I foreground all of this to underscore that there is a neurological difference, or a spectrum of neurology, that must be attended to. The movement for neurodiversity is not interested in homogenizing experience. We are different and we require different accommodations. On the other hand, my interest is not in the neural per se, which I find quickly loses its usefulness in such discussions, particularly in the ways it can be taken up in the humanities and the social sciences as an explanatory category. The neurological is only one point of departure for the question of autistic perception, and of autism more broadly.

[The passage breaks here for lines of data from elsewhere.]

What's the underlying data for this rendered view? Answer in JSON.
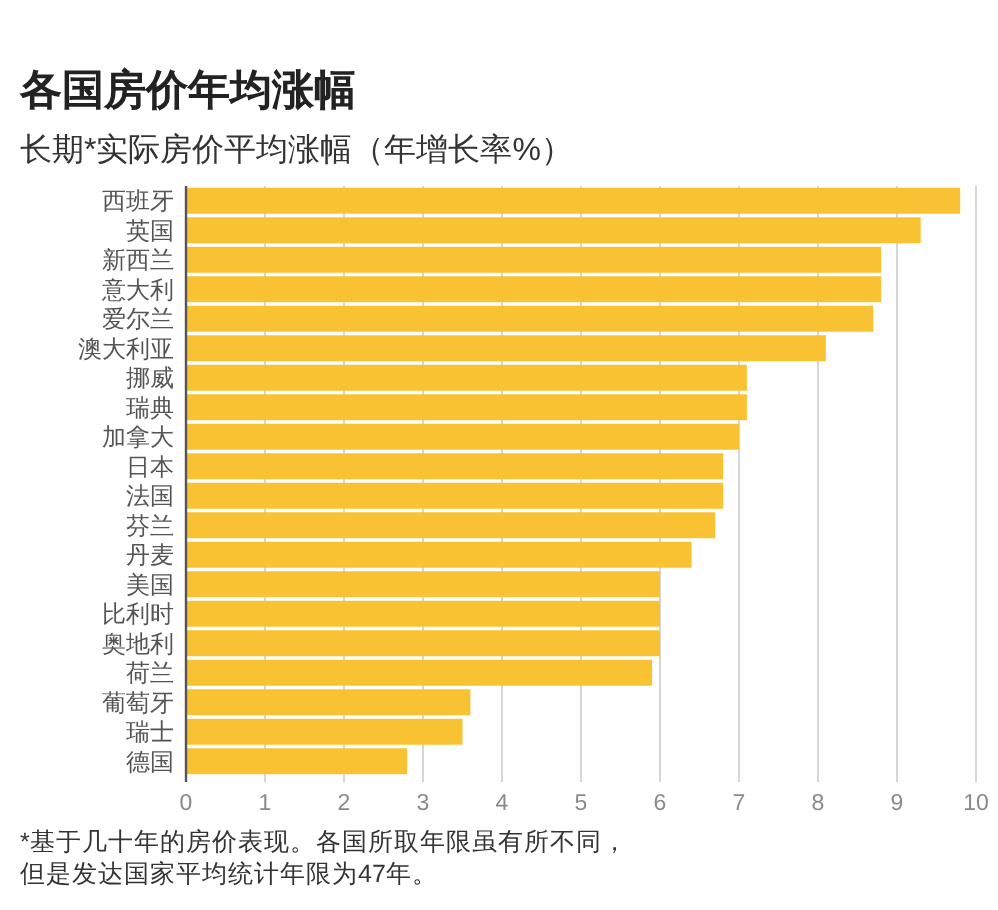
{
  "chart_data": {
    "type": "bar",
    "orientation": "horizontal",
    "title": "各国房价年均涨幅",
    "subtitle": "长期*实际房价平均涨幅（年增长率%）",
    "categories": [
      "西班牙",
      "英国",
      "新西兰",
      "意大利",
      "爱尔兰",
      "澳大利亚",
      "挪威",
      "瑞典",
      "加拿大",
      "日本",
      "法国",
      "芬兰",
      "丹麦",
      "美国",
      "比利时",
      "奥地利",
      "荷兰",
      "葡萄牙",
      "瑞士",
      "德国"
    ],
    "values": [
      9.8,
      9.3,
      8.8,
      8.8,
      8.7,
      8.1,
      7.1,
      7.1,
      7.0,
      6.8,
      6.8,
      6.7,
      6.4,
      6.0,
      6.0,
      6.0,
      5.9,
      3.6,
      3.5,
      2.8
    ],
    "color": "#f8c232",
    "xlim": [
      0,
      10
    ],
    "xticks": [
      0,
      1,
      2,
      3,
      4,
      5,
      6,
      7,
      8,
      9,
      10
    ],
    "grid": "x",
    "annotations": [
      "*基于几十年的房价表现。各国所取年限虽有所不同，但是发达国家平均统计年限为47年。"
    ]
  }
}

So I would say that the concept of the neuropolitical is not particularly interesting to me. I want to support the movement for neurodiversity because I find it exciting and deeply important in its foregrounding of complexity as the baseline. And I want to think about the ways in which an engagement with neurodiversity affects how we think of the political and how we effect change. The political emphasis here is less on neurology than on the question of how normative modes of being subsumed under the unspoken category of the neurotypical organize experience, and how an engagement with neurodiversity changes the questions we ask and the actions we support.

Neurotypicality is a grounding narrative of exclusion. The neurotypical is the category to which our education systems aspire. It is the category to which our ideas of the nuclear family aspire. And, it is the category on which the concept of the citizen (and by extension participation in the nation-state and the wider global economy) is based.

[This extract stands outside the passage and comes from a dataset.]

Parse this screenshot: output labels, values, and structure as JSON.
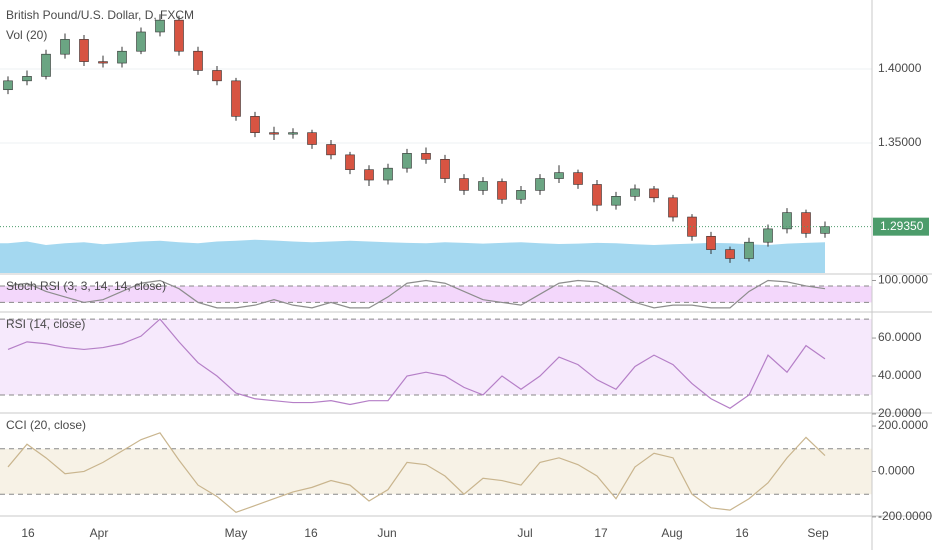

In the context of education, which is the one I am most knowledgeable about, the mechanisms for upholding the neurotypical standard are everywhere in force. Every classroom that penalizes students for distributed modes of attention organizes learning according to a neurotypical norm. Every classroom that sees the moving body as the distracted body is organized according to a neurotypical norm. Every classroom that teaches predominantly for one mode of perception is organizing its learning according to a norm. Every classroom that knows in advance what knowledge looks and sounds like is working to a norm.

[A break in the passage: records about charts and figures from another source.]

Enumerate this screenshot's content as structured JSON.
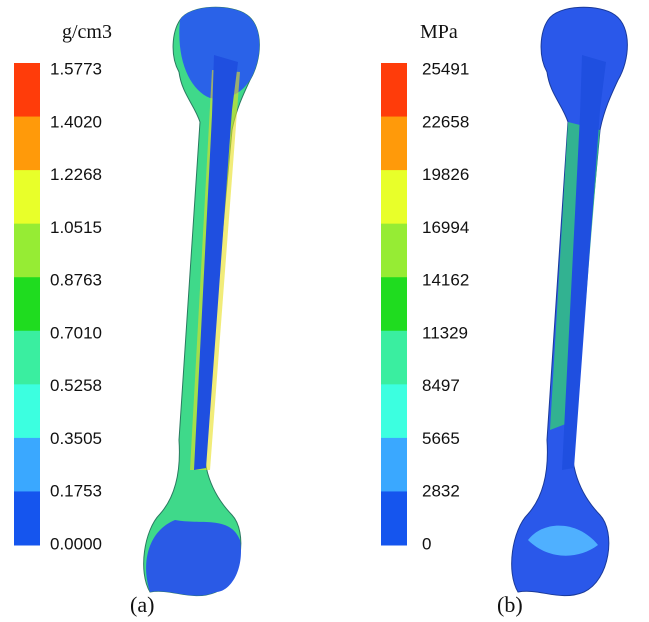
{
  "panels": [
    {
      "unit": "g/cm3",
      "labels": [
        "1.5773",
        "1.4020",
        "1.2268",
        "1.0515",
        "0.8763",
        "0.7010",
        "0.5258",
        "0.3505",
        "0.1753",
        "0.0000"
      ],
      "caption": "(a)"
    },
    {
      "unit": "MPa",
      "labels": [
        "25491",
        "22658",
        "19826",
        "16994",
        "14162",
        "11329",
        "8497",
        "5665",
        "2832",
        "0"
      ],
      "caption": "(b)"
    }
  ]
}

Intelligence, understood as the performance of a certain kind of knowledge acquisition and presentation, is built on the scaffold of neurotypicality as the unspoken norm. To speak of the normative tendencies of education is not new. My concern is with what remains largely unspoken in that conversation. Having “special needs” classrooms upholds neurotypicality, for instance, as the dominant model of existence. Drugging our children because of their attention deficit is upholding a neurotypical norm. Sending our black and indigenous children to juvenile detention centers in disproportionate numbers is upholding a neurotypical norm which takes, as neurotypicality always does, whiteness as the standard.

To engage with neurodiversity is to speak up about the extraordinary silence around neurotypicality and to acknowledge that we do not question ourselves enough as regards what kinds of bodies are welcomed and supported in education, and in social life more broadly. It is still far too rare that we discuss neurotypicality as that which frames our ways of knowing, of presenting ourselves, of being bodies in the world.

Source: Histories of Violence: Neurodiversity and the Policing of the Norm – Los Angeles Review of Books

“We’re advancing inclusive design now in Tech — which means that everyone’s individual identity and/or state will compete with each others’. Working collaboratively needs to become the norm.”